Show that on a binary tree, binary finite tree, and so we just go to depth k, there is no cutoff.
So one way to do it is check the relaxation time and the mixing time and show they're the same order. In fact, they're order n, which are n is the number of nodes. But, okay, so this is one. Two, which I'll star, is a find a sequence of trees
where lazy simple random walk has cutoff.
So it's quite surprising that there exists, so if you have a path, you know, and you do simple random walk on a path, there's certainly no cutoff. It's just like the cycle. So it's a little surprising that there are trees, you can write down a sequence of trees without weights. So I'm not, when I say I want lazy simple random walk
on a tree, and I want it to be bound, maybe I'll emphasize bounded degree, bounded degree, and lazy simple random walk has a cutoff.
So that's enough for today. Okay, so I'll switch. Tomorrow I want to, I guess my next lecture, which is not tomorrow, I want to tell you a little bit about the rate of escape questions as well, and then we'll come back to cutoff in the last lecture.
Thanks a lot for the beautiful lecture. Are there questions, any more?

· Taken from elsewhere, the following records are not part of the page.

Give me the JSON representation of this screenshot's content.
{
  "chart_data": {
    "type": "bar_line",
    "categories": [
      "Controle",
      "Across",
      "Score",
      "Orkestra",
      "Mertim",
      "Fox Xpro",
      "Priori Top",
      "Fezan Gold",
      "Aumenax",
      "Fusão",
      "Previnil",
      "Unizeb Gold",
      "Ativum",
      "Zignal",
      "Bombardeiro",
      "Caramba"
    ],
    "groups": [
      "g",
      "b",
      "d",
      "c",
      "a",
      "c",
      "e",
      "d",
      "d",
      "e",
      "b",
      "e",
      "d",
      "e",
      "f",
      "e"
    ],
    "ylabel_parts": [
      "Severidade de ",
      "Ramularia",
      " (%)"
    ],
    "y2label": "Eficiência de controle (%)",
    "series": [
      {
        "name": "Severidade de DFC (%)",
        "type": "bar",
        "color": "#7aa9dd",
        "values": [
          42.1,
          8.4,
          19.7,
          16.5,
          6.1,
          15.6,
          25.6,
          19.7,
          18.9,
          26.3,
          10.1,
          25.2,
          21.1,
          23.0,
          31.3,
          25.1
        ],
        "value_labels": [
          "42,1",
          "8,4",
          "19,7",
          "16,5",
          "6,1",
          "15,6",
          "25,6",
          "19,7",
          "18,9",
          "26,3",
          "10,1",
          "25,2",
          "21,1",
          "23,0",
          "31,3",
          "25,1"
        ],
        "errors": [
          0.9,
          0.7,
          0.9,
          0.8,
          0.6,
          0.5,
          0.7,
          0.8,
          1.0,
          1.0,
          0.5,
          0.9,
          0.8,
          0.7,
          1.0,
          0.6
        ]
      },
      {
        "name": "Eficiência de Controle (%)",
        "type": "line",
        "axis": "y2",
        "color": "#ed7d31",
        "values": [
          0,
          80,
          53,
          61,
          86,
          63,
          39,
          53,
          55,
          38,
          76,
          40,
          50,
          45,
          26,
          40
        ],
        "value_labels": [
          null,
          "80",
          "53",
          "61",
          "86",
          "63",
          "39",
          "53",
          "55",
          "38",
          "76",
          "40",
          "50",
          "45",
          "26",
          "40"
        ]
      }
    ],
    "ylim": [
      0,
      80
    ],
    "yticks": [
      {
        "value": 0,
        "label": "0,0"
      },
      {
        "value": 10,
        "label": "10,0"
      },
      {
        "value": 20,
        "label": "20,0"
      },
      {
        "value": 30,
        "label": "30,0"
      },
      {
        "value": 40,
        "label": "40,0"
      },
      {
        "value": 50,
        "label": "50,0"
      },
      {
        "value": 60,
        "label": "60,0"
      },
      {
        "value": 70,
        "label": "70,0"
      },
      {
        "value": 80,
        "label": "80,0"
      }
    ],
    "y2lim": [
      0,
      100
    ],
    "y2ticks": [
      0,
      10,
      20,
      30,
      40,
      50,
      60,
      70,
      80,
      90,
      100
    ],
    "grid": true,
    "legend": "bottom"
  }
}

I have a question at some point. You mentioned the connection between the spectrum of the operator and the metric CTs and the ratio between the relaxation time and the unitary connection. How bounds on the spectral density close to one, or close to maximum level?
We don't have, so there should be some connection like that, but we don't know the right one yet. Does it depend on the structure of the eigenstates, or just the spectral density? Do you think it depends on the localization of eigenstates? In general, it must depend, but you know, under some symmetry assumptions, maybe you can remove that,
and it's still not fully understood. We've got a coffee break for 30 minutes, and we will be back at four o'clock. Thanks again. Thank you.